Quindi, interrogato dall’intervistatore sul suo stato emotivo al primo giorno di riprese, ha dichiarato di sentire sempre un’accelerazione del battito alla vista dei caravan e dei cavi dei macchinari. Ma, al contempo, “se il lavoro dei mesi precedenti è stato fatto a dovere, il set dovrebbe dare una sensazione di continuità lavorativa“, conclude.

Pensando all’esordio del figlio, l’attore ha poi riflettuto sulla sua gioventù e su ciò che lo ha spinto a fare il suo lavoro. “In età precoce, ho realizzato di aver bisogno di diventare attore per sopravvivere al mondo. Il cinema, quando l’ho scoperto per la prima volta al collegio, è diventato davvero un santuario per me. In quella scatola illuminata mi sentivo relativamente al riparo da ciò che mi appariva altresì come un ambiente ostile e crudele“.

Buchanan ha colto la palla al balzo, chiedendogli se ancora percepisce il cinema come un santuario. Day-Lewis ha subito chiarito, “il santuario mi è ancora necessario, nulla è cambiato”, ma ha anche descritto con maggiore dettaglio il processo che ha portato alla sua decisione di ritirarsi. “Quando ho fatto quella sciocca dichiarazione — e credimi, me l’avevano sconsigliato sia amici che famiglia — ero molto giù di corda.
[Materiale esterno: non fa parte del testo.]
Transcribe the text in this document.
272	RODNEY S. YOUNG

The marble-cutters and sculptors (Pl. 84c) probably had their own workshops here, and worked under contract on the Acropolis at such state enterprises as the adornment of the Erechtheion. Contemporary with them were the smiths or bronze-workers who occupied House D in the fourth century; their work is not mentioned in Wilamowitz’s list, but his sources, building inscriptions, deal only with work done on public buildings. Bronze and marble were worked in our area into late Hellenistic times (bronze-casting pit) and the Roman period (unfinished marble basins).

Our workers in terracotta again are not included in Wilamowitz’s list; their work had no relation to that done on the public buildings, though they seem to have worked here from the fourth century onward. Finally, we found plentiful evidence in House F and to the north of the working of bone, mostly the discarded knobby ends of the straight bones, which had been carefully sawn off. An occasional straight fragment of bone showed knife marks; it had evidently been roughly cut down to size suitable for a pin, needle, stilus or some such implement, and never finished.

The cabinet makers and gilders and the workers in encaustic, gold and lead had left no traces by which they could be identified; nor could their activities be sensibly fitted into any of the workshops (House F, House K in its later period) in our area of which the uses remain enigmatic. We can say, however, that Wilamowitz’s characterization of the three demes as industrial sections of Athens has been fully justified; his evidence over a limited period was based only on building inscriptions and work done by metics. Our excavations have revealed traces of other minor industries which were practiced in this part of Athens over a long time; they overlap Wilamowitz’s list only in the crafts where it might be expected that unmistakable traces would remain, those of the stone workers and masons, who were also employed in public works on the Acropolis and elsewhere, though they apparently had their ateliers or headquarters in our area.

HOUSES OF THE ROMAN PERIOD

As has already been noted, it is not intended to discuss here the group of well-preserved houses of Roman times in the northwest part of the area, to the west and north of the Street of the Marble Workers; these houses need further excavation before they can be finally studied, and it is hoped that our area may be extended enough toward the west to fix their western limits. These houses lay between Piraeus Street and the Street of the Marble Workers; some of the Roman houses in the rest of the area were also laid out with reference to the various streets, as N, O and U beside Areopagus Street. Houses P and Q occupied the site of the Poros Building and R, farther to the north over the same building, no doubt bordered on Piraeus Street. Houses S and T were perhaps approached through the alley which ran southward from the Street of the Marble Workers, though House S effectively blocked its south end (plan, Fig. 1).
Non per il lavoro che avevo appena concluso, ma sempre per i miei dubbi sulla mia capacità di vivere nella sfera pubblica”. Ha poi aggiunto, “so che suona come una lamentela da privilegiato. Mi sento immensamente privilegiato a fare il mio lavoro, e capisco il contratto invisibile che si firma per poter entrare a far parte di tutto il meccanismo. Ma non ho ancora trovato un modo di viverne gli aspetti pubblici“.

In conclusione, l’intervistatore l’ha interrogato sul suo stato attuale e sui piani per il futuro. Il tre volte premio Oscar ha risposto di essere orgoglioso di aver avuto modo di lavorare con suo figlio, e che nonostante entrambi i loro nervi siano logorati al momento, attraverseranno questa parte del percorso insieme, rimanendo estremamente grati per l’opportunità. Infine, ha dichiarato: “E so che, nel giro di qualche mese, cercherò di nuovo la mia oasi di tranquillità“.

Qui l’intervista completa.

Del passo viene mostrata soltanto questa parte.